As outlined in the General Plan:
“Citywide mobility is essential to Mountain View’s economy, health, community life and long-term sustainability. The [City’s] vision for community mobility includes an increasingly important focus on walking, bicycling and public transit. These modes reduce greenhouse gas emissions and improve Mountain View’s overall health, wellness and livability.”
In order to move toward this vision for community mobility, the City is undertaking transportation projects that aim to integrate walking, bicycling, transit and motor vehicle access; enhance the beauty and vitality of public spaces; and employ emergent technologies and economic models.
Key projects and studies are listed below:
Recent studies are described in more detail in the following sections.
In February 2018, the City of Mountain View completed the Automated Guideway Transportation (AGT) Feasibility Study to address future anticipated demand for commuter access between Downtown Mountain View Transit Center and North Bayshore. The City Council had indicated that that adding roadway capacity in Mountain View would be socially and environmentally undesirable as well as economically impractical. City Council had also indicated that repurposing existing roadway capacity for higher-occupancy modes would be undesirable for motor vehicle access in the city, In order to increase capacity, the City therefore commissioned a study to understand the potential for implementing advanced mobility systems that range from Aerial Lifts, Automated People Movers, Monorail, Personal Rapid Transit and Group Rapid Transit to Autonomous Transit. The study assumed that the system would operate on elevated, exclusive tracks.
Based on the study, Autonomous Transit and Group Rapid Transit emerged as the most appropriate technologies from the perspective of passenger experience, infrastructure needs, technology application, and cost. The study also outlined key considerations for future planning as technology continues to evolve.
In May 2017, City Council adopted the Transit Center Master Plan as the first step in a multi-year process to plan, design and construct the new station area and improve Castro Street. The master planning process considered interrelated options for station access, expressway crossing, grade separation, platform extension, bus/shuttle circulation, vehicle parking and joint development with a view to supporting future Downtown vitality, station access, and multimodal circulation.
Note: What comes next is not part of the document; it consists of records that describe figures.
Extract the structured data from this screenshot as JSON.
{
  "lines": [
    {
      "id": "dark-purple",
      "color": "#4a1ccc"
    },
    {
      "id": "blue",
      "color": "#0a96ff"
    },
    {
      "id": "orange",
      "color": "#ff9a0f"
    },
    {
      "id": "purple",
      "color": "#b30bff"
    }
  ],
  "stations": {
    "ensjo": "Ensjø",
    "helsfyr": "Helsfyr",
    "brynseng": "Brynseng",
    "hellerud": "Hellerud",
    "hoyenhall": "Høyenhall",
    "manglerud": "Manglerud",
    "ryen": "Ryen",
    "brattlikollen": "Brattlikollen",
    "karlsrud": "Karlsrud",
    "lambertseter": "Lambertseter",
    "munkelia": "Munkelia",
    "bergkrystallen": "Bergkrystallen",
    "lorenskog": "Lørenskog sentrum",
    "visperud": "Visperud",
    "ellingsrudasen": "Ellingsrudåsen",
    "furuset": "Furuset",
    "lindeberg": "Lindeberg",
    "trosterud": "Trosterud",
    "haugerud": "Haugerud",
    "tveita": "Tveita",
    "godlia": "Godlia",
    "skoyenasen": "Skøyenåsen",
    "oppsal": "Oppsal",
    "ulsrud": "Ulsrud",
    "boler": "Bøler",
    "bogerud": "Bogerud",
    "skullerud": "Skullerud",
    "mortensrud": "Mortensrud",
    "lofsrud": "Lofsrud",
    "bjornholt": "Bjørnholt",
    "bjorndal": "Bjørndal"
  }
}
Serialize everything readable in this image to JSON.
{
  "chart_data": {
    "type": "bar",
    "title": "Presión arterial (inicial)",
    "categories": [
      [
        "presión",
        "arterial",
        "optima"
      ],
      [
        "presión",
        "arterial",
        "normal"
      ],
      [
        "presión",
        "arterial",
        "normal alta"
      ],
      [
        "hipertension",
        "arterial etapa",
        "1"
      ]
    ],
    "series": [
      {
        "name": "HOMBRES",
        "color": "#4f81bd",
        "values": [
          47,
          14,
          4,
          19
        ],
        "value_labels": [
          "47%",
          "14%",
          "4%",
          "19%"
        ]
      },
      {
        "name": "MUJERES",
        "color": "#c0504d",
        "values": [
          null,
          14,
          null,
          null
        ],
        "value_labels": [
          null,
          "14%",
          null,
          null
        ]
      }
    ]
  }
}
The conceptual plan adopted by Council includes redirection of Castro Street at West Evelyn Avenue; construction of a new ramp from West Evelyn Avenue to Shoreline Boulevard; installation of pedestrian and bicycle undercrossings across the expressway and Caltrain tracks; changes to Moffett/Central intersection; and platform widening and extension to the west.
The City is now working on Next Steps including more detailed design and environmental clearance.
On November 25, 2014, Mountain View City Council approved a conceptual design for integrated transit, bicycle and pedestrian facilities in the Shoreline Boulevard Corridor from Downtown Mountain View and Downtown Transit Center to the City's North Bayshore Area. The conceptual design outlined in the Shoreline Boulevard Corridor Study (2014) employed a multimodal approach to achieving the City’s ambitious mode share goals, which had been evaluated in the Shoreline Transportation Study (2013). Key design features include a reversible transit lane and dedicated transit signals on Shoreline Boulevard; a new pedestrian/bicycle bridge over U.S. 101; protected intersections and protected bikeway facilities; shuttle operational changes; and recommendations for further analysis of Mountain View Transit Center and the Castro/Moffett/Central intersection. In recognition of the innovative and sustainable approach to this corridor, the City of Mountain View received an Award of Excellence in Transportation Planning from the California Northern section of the American Planning Association.
The City is now carrying out capital project to complete detailed design of the first phase of this project, including reversible bus lanes. As discussed above, the City is also undertaking the Transit Center Master Plan to further concepts at the Transit Center.